A preternaturally handsome and exquisitely mannered genius who, you see, was the real inventor of fingerprinting, the fax machine and loads of other modern technology — it’s just that, being Canadian, he was too modest to take credit for them.

He’s aided in his quest for justice by Dr. Julia Ogden, the coroner and the (chaste) love of Murdoch’s life; his rough-around-the-edges boss Inspector Brackenreid; and the lovable and overly imaginative Constable George Crabtree, who also proposes such futuristic wonders as “a giant potato cooking room in every home,” i.e. the microwave oven.

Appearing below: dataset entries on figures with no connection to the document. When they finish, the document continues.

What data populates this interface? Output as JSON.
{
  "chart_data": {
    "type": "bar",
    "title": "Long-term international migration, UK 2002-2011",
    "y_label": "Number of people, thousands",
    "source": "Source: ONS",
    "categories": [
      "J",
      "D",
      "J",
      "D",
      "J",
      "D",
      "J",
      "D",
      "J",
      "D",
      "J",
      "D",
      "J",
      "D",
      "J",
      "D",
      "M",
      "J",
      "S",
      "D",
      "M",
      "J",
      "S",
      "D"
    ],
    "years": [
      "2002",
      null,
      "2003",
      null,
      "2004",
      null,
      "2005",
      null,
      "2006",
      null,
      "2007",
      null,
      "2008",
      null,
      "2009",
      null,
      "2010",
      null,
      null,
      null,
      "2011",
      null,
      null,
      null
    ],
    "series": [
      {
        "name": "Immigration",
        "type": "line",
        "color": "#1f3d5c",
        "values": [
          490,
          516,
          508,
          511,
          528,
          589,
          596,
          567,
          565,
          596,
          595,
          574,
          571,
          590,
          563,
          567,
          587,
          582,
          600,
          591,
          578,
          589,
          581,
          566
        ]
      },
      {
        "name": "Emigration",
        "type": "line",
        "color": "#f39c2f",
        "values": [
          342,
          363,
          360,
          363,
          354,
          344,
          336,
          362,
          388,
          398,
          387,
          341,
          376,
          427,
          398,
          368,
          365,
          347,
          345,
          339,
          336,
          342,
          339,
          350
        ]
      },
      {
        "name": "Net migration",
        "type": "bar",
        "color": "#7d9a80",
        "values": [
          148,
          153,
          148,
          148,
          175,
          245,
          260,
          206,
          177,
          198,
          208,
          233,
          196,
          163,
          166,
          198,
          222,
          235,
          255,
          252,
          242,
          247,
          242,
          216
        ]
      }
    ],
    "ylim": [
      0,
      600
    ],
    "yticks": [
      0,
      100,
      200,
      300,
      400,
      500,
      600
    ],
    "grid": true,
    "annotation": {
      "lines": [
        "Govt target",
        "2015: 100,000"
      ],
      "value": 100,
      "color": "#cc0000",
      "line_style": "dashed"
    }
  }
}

Murdoch Mysteries also features “cameos” from famous personages of the day:

Sir Arthur Conan Doyle, Nichola Tesla, Houdini, Emma Goldman and Annie Oakley, to name a few.

In one cheeky episode, Liberal Prime Minister Sir Wilfrid Laurier stops by the police station where he is rudely rebuffed by a clueless constable played by… real-life Conservative Prime Minister Stephen Harper, who is a big fan of the series.

(The joke is that Harper doesn’t recognize his predecessor, but then, I didn’t even recognize the low-key Harper, which was awfully Canadian of all of us…)

And make no mistake:

Despite its uncharacteristically handsome production design, Murdoch Mysteries is a “Canadian” show, unable to shake the urge to crowbar earnest “eat your spinach” lessons about history, tolerance and do-goodery into most episodes.

However, unlike almost any other Canadian program I’ve ever seen, Murdoch Mysteries doesn’t take itself too seriously:

Some of the anachronisms are a little too corny, self-conscious or even lazy — a secret government facility is called “Concession 51,” and I bristled when Dr. Ogden opined that a crime victim’s relative “needed closure” — but the show knows that you know about a future which the characters can only speculate about, and has great fun with that “meta” stuff:

Arthur Conan Doyle: What you’re looking at is the future of policing, dare I say it, entertainment. Books, theater, so on, so forth.

Murdoch: Forensics? Too dull and gory I should think.

Doyle: Quite the opposite. I suspect the public has an endless appetite for this sort of tale.

Murdoch Mysteries exists primarily to delight and entertain. The main characters are extremely well drawn and likeable. The bad guys get caught.

So far we’ve not been subjected to tragically heroic and misunderstood transsexuals or heavy-handed AIDS metaphors or clumsy allusions to the invasion of Iraq.

If a program that might just as easily be called CSI:Steampunk sounds like something you’d enjoy — and you need a break from exploding meth labs in Albuquerque — you can watch episodes of Murdoch Mysteries online via Amazon Instant Video.